EV’s RNA was isolated from 1 ml urine with an exoRNeasy kit (Qiagen) according to the manufacturer’s recommendations. Five microliters of the RNA preparation was used for sequencing library preparation using QIAseq miRNA Library kit (Qiagen). Library quality was assessed on BioAnalyzer 2100 with High Sensitivity DNA chip (Agilent). The presence of a peak of approximately 180 kb indicated successful library preparation. Libraries concentrations were calculated according to recommendations in the QIAseq kit. Sequencing (75 bp single reads) was performed on MiSeq (Illumina), aiming at a minimum of five million reads per sample.

The sequencing data were quality-checked with Fastqc v0.11.532, aligned to miRBase 2133 using bowtie234 as described in Ref.35 and quantified using Cufflinks36. FPKM quantities were analysed for differential expression using limma R-package.

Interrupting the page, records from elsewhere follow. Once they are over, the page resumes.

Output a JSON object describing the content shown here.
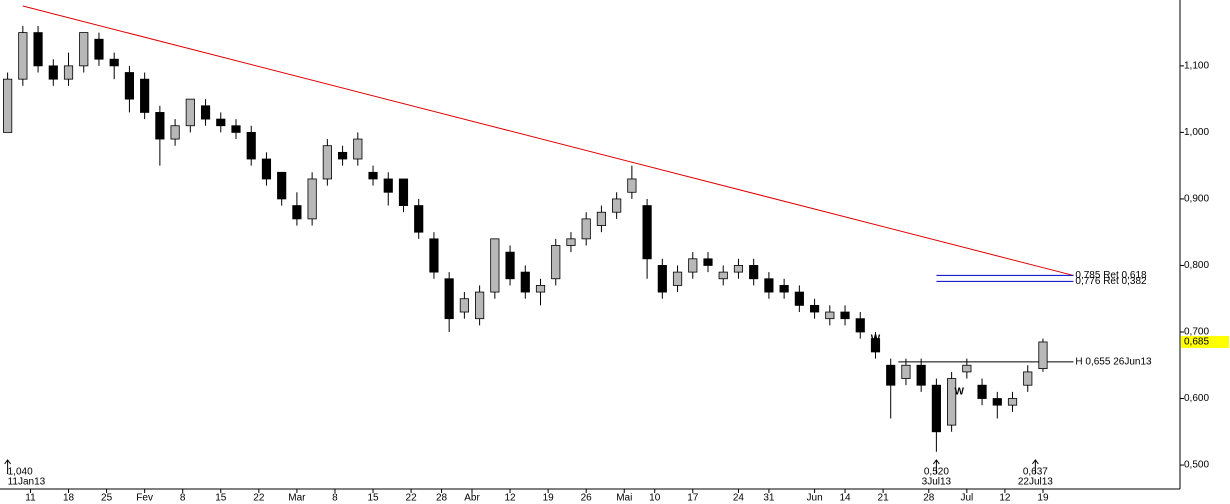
{
  "chart_data": {
    "type": "candlestick",
    "x": [
      0,
      2,
      4,
      6,
      8,
      10,
      12,
      14,
      16,
      18,
      20,
      22,
      24,
      26,
      28,
      30,
      32,
      34,
      36,
      38,
      40,
      42,
      44,
      46,
      48,
      50,
      52,
      54,
      56,
      58,
      60,
      62,
      64,
      66,
      68,
      70,
      72,
      74,
      76,
      78,
      80,
      82,
      84,
      86,
      88,
      90,
      92,
      94,
      96,
      98,
      100,
      102,
      104,
      106,
      108,
      110,
      112,
      114,
      116,
      118,
      120,
      122,
      124,
      126,
      128,
      130,
      132,
      134,
      136
    ],
    "open": [
      1.0,
      1.08,
      1.15,
      1.1,
      1.08,
      1.1,
      1.14,
      1.11,
      1.09,
      1.08,
      1.03,
      0.99,
      1.01,
      1.04,
      1.02,
      1.01,
      1.0,
      0.96,
      0.94,
      0.89,
      0.87,
      0.93,
      0.97,
      0.96,
      0.94,
      0.93,
      0.93,
      0.89,
      0.84,
      0.78,
      0.73,
      0.72,
      0.76,
      0.82,
      0.79,
      0.76,
      0.78,
      0.83,
      0.84,
      0.86,
      0.88,
      0.91,
      0.89,
      0.8,
      0.77,
      0.79,
      0.81,
      0.78,
      0.79,
      0.8,
      0.78,
      0.77,
      0.76,
      0.74,
      0.72,
      0.73,
      0.72,
      0.69,
      0.65,
      0.63,
      0.65,
      0.62,
      0.56,
      0.64,
      0.62,
      0.6,
      0.59,
      0.62,
      0.645
    ],
    "high": [
      1.09,
      1.16,
      1.16,
      1.11,
      1.12,
      1.15,
      1.15,
      1.12,
      1.1,
      1.09,
      1.04,
      1.02,
      1.05,
      1.05,
      1.03,
      1.02,
      1.01,
      0.97,
      0.94,
      0.91,
      0.94,
      0.99,
      0.98,
      1.0,
      0.95,
      0.94,
      0.93,
      0.9,
      0.85,
      0.79,
      0.76,
      0.77,
      0.84,
      0.83,
      0.8,
      0.78,
      0.84,
      0.85,
      0.88,
      0.89,
      0.91,
      0.95,
      0.9,
      0.81,
      0.8,
      0.82,
      0.82,
      0.8,
      0.81,
      0.81,
      0.79,
      0.78,
      0.77,
      0.75,
      0.74,
      0.74,
      0.73,
      0.7,
      0.66,
      0.66,
      0.66,
      0.63,
      0.64,
      0.66,
      0.63,
      0.61,
      0.61,
      0.65,
      0.69
    ],
    "low": [
      1.0,
      1.07,
      1.09,
      1.07,
      1.07,
      1.09,
      1.1,
      1.08,
      1.03,
      1.02,
      0.95,
      0.98,
      1.0,
      1.01,
      1.0,
      0.99,
      0.95,
      0.92,
      0.89,
      0.86,
      0.86,
      0.92,
      0.95,
      0.95,
      0.92,
      0.89,
      0.88,
      0.84,
      0.78,
      0.7,
      0.72,
      0.71,
      0.75,
      0.77,
      0.75,
      0.74,
      0.77,
      0.82,
      0.83,
      0.85,
      0.87,
      0.9,
      0.78,
      0.75,
      0.76,
      0.78,
      0.79,
      0.77,
      0.78,
      0.77,
      0.75,
      0.75,
      0.73,
      0.72,
      0.71,
      0.71,
      0.69,
      0.66,
      0.57,
      0.62,
      0.61,
      0.52,
      0.55,
      0.63,
      0.59,
      0.57,
      0.58,
      0.61,
      0.64
    ],
    "close": [
      1.08,
      1.15,
      1.1,
      1.08,
      1.1,
      1.15,
      1.11,
      1.1,
      1.05,
      1.03,
      0.99,
      1.01,
      1.05,
      1.02,
      1.01,
      1.0,
      0.96,
      0.93,
      0.9,
      0.87,
      0.93,
      0.98,
      0.96,
      0.99,
      0.93,
      0.91,
      0.89,
      0.85,
      0.79,
      0.72,
      0.75,
      0.76,
      0.84,
      0.78,
      0.76,
      0.77,
      0.83,
      0.84,
      0.87,
      0.88,
      0.9,
      0.93,
      0.81,
      0.76,
      0.79,
      0.81,
      0.8,
      0.79,
      0.8,
      0.78,
      0.76,
      0.76,
      0.74,
      0.73,
      0.73,
      0.72,
      0.7,
      0.67,
      0.62,
      0.65,
      0.62,
      0.55,
      0.63,
      0.65,
      0.6,
      0.59,
      0.6,
      0.64,
      0.685
    ],
    "up_color": "#b8b8b8",
    "down_color": "#000000",
    "xlim": [
      -1,
      154
    ],
    "ylim": [
      0.464,
      1.199
    ],
    "xticks": [
      {
        "value": 3,
        "label": "11"
      },
      {
        "value": 8,
        "label": "18"
      },
      {
        "value": 13,
        "label": "25"
      },
      {
        "value": 18,
        "label": "Fev"
      },
      {
        "value": 23,
        "label": "8"
      },
      {
        "value": 28,
        "label": "15"
      },
      {
        "value": 33,
        "label": "22"
      },
      {
        "value": 38,
        "label": "Mar"
      },
      {
        "value": 43,
        "label": "8"
      },
      {
        "value": 48,
        "label": "15"
      },
      {
        "value": 53,
        "label": "22"
      },
      {
        "value": 57,
        "label": "28"
      },
      {
        "value": 61,
        "label": "Abr"
      },
      {
        "value": 66,
        "label": "12"
      },
      {
        "value": 71,
        "label": "19"
      },
      {
        "value": 76,
        "label": "26"
      },
      {
        "value": 81,
        "label": "Mai"
      },
      {
        "value": 85,
        "label": "10"
      },
      {
        "value": 90,
        "label": "17"
      },
      {
        "value": 96,
        "label": "24"
      },
      {
        "value": 100,
        "label": "31"
      },
      {
        "value": 106,
        "label": "Jun"
      },
      {
        "value": 110,
        "label": "14"
      },
      {
        "value": 115,
        "label": "21"
      },
      {
        "value": 121,
        "label": "28"
      },
      {
        "value": 126,
        "label": "Jul"
      },
      {
        "value": 131,
        "label": "12"
      },
      {
        "value": 136,
        "label": "19"
      }
    ],
    "yticks": [
      {
        "value": 1.1,
        "label": "1,100"
      },
      {
        "value": 1.0,
        "label": "1,000"
      },
      {
        "value": 0.9,
        "label": "0,900"
      },
      {
        "value": 0.8,
        "label": "0,800"
      },
      {
        "value": 0.7,
        "label": "0,700"
      },
      {
        "value": 0.6,
        "label": "0,600"
      },
      {
        "value": 0.5,
        "label": "0,500"
      }
    ],
    "trendline": {
      "x": [
        2,
        140
      ],
      "y": [
        1.19,
        0.785
      ],
      "color": "#e00000"
    },
    "levels": [
      {
        "value": 0.785,
        "label": "0,785 Ret 0,618",
        "x": [
          122,
          140
        ],
        "color": "#0000cc",
        "label_color": "#cc2266"
      },
      {
        "value": 0.776,
        "label": "0,776 Ret 0,382",
        "x": [
          122,
          140
        ],
        "color": "#0000cc",
        "label_color": "#0000cc"
      },
      {
        "value": 0.655,
        "label": "H 0,655 26Jun13",
        "x": [
          117,
          140
        ],
        "color": "#000000",
        "label_color": "#000000"
      }
    ],
    "last_price": {
      "value": 0.685,
      "label": "0,685",
      "color": "#ffff00"
    },
    "callouts": [
      {
        "x": 0,
        "value": 1.04,
        "label": "1,040",
        "date": "11Jan13"
      },
      {
        "x": 122,
        "value": 0.52,
        "label": "0,520",
        "date": "3Jul13"
      },
      {
        "x": 135,
        "value": 0.637,
        "label": "0,637",
        "date": "22Jul13"
      }
    ],
    "markers": [
      {
        "x": 4,
        "value": 1.14,
        "label": "T",
        "color": "#cc44cc"
      },
      {
        "x": 114,
        "value": 0.69,
        "label": "W",
        "color": "#e00000"
      },
      {
        "x": 125,
        "value": 0.61,
        "label": "W",
        "color": "#1a8a1a"
      }
    ]
  }
}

Quantitative real-time PCR was carried on Qiagen’s Rotor-Gene machines using TaqMan Advanced miRNA assays (ThermoFisher) for miR-10a-5p, miR-125a-5p, miR-196a-5p, miR-320a-3p, miR-93a-5p, miR-99a-3p, miR-99a-5p and miR-21-5p. let-7a-5p was used as a reference control, since its levels did not change between the groups or over time.

Statistical analysis

All data were analysed with R software for statistical computing and graphics37. Normally distributed continuous variables are reported as mean (standard deviation, SD). Variables not normally distributed are reported as median (interquartile range, IQR). Comparisons were performed between patients with and without AKI. The AKI patients were further split into Stage 1 and Stage 2 or 3 and compared with patients without AKI. Variable adjustments were performed by dividing the untransformed variable values by either urinary particle concentrations or urinary creatinine levels. Parametric comparisons between groups were performed using Welch’s t-test or ANOVA. Non-parametric comparisons were performed using Wilcox or Kruskal–Wallis test. All EV and miR data were analysed unadjusted and adjusted for either urinary creatinine or total urinary particle concentrations. Multivariable models for predicting AKI were built by binomial logistic regression. The goodness of fit was performed using the Hosmer and Lemeshow test. The area under the curve was calculated with pROC R-package. K-fold cross validation was performed as previously described38 for k = 10 each with 80/20 split between training and testing sets. The accuracy for each fold was calculated by predicting AKI in the testing data set using a model fit with the training data set and indicates a fraction of correct predictions.